Echoing arguments from that lawsuit, Kevin DeMenna, spokesman for the Arizona Dispensaries Association, said last week that voters never wanted the program’s revenues to vastly exceed its expense.
Up to 350,000 Arizonans have been patients at one time or another, but aren’t anymore. DeMenna said these former cardholders have been “priced out of the market.”
“Basic economics” suggest that revenue goes up, not down, when the price is lowered on a popular product, because more people can buy that product, he said.
The JLBC analysis suggests that the patient population would have to double to slightly more than 306,000 to pay the DHS’ estimated annual bill if SB 1420 became law.
Or, the State Legislature could tweak SB 1420 to lower the card cost, but not as much as currently proposed.
Doing the math, the state could charge $95 for initial patients and $70 for renewals to achieve parity in DHS expenses versus revenues.
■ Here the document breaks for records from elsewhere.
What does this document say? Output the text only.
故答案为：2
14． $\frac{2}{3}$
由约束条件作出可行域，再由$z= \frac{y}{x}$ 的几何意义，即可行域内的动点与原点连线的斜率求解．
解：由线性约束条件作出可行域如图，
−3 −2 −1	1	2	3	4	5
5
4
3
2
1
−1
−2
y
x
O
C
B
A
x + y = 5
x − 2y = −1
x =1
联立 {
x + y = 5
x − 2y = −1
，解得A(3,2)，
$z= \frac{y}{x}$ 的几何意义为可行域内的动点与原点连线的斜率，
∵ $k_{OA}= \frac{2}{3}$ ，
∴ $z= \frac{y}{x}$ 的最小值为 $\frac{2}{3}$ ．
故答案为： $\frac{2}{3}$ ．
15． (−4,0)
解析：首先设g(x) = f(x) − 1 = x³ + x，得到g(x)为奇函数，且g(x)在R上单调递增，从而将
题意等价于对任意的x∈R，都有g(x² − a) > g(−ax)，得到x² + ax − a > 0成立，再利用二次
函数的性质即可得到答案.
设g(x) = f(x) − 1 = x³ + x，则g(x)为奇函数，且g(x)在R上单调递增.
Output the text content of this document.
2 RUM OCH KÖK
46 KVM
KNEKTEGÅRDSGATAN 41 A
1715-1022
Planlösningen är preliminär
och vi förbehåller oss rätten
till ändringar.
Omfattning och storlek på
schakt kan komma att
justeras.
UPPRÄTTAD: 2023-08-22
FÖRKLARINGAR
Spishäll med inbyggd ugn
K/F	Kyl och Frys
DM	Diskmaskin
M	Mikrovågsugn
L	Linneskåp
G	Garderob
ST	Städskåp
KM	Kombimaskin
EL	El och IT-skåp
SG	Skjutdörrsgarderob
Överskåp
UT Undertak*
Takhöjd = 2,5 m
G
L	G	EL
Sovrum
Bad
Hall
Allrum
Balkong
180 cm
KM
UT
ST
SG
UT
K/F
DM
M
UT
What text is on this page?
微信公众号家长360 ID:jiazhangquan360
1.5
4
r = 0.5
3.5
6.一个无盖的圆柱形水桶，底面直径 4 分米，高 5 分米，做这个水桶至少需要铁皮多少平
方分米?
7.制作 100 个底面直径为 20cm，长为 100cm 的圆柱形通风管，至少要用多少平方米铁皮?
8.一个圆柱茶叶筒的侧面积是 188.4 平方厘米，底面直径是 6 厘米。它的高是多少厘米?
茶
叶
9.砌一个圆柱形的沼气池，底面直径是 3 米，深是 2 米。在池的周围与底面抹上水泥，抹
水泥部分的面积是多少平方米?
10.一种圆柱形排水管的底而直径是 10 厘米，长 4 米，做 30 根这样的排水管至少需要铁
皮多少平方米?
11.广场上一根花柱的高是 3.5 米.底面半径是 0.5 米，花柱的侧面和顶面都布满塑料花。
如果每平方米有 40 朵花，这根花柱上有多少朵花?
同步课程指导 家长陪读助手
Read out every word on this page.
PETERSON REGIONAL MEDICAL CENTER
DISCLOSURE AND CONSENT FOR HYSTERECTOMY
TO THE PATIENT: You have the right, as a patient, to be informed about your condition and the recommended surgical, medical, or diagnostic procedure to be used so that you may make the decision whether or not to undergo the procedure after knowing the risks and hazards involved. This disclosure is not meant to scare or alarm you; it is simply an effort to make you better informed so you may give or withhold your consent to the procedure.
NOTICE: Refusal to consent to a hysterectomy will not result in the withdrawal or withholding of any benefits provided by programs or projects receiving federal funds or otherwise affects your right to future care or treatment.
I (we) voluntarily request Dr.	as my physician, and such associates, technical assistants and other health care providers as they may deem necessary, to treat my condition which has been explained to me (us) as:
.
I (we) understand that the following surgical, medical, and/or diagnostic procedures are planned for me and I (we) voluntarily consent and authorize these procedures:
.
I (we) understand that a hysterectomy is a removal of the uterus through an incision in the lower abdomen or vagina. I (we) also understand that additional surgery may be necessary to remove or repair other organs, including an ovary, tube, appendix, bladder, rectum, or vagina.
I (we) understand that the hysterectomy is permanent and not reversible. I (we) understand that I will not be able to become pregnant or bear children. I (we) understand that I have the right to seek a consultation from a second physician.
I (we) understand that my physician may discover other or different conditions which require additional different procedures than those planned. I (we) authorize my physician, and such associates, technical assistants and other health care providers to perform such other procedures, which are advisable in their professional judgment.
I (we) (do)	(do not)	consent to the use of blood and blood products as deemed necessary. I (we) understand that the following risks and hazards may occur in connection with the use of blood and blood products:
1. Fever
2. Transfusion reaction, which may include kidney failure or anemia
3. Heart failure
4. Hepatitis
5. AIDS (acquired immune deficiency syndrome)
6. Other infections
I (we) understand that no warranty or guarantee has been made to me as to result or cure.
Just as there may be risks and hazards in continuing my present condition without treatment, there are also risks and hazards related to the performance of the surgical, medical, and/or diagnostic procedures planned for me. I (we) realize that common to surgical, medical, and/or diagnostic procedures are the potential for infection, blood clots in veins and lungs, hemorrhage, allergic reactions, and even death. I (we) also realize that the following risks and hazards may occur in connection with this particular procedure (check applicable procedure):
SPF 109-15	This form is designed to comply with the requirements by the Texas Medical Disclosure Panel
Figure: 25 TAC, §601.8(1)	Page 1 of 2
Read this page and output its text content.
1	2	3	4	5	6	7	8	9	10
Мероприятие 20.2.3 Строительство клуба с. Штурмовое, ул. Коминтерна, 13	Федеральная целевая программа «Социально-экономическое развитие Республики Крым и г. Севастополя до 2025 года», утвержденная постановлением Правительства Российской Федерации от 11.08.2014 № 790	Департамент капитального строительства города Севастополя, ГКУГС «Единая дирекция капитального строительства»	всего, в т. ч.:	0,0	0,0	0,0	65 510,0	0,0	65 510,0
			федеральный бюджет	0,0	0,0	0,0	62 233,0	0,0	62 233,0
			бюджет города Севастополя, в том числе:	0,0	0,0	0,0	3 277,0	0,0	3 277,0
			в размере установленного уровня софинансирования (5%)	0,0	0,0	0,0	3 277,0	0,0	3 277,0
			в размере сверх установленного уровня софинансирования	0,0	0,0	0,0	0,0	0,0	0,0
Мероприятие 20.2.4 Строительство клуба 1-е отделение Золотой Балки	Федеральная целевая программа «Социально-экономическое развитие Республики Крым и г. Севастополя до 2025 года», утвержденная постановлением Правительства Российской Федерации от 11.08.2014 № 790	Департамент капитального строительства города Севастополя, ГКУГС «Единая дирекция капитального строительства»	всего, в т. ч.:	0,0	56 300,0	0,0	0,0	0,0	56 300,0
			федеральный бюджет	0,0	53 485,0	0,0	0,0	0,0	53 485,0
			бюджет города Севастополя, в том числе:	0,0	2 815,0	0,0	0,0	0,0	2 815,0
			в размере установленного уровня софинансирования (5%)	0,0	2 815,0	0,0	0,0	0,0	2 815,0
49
But that’s using the 2017 patient count.
Taking past growth into account, a fair card cost should go even lower to avoid continued surpluses. The state could continue to give food-stamp recipients a discount.
Potentially, DHS expenses to manage the program could level out as even more patients sign up.
As New Times reported last week, the possibility that more patients will sign up than usual could sink SB 1420.
Kavanagh and a few other Republicans fear that an increase in the number of patients, because of a lower registration fee, would run counter to their mission of keeping cannabis possession a felony for most Arizonans.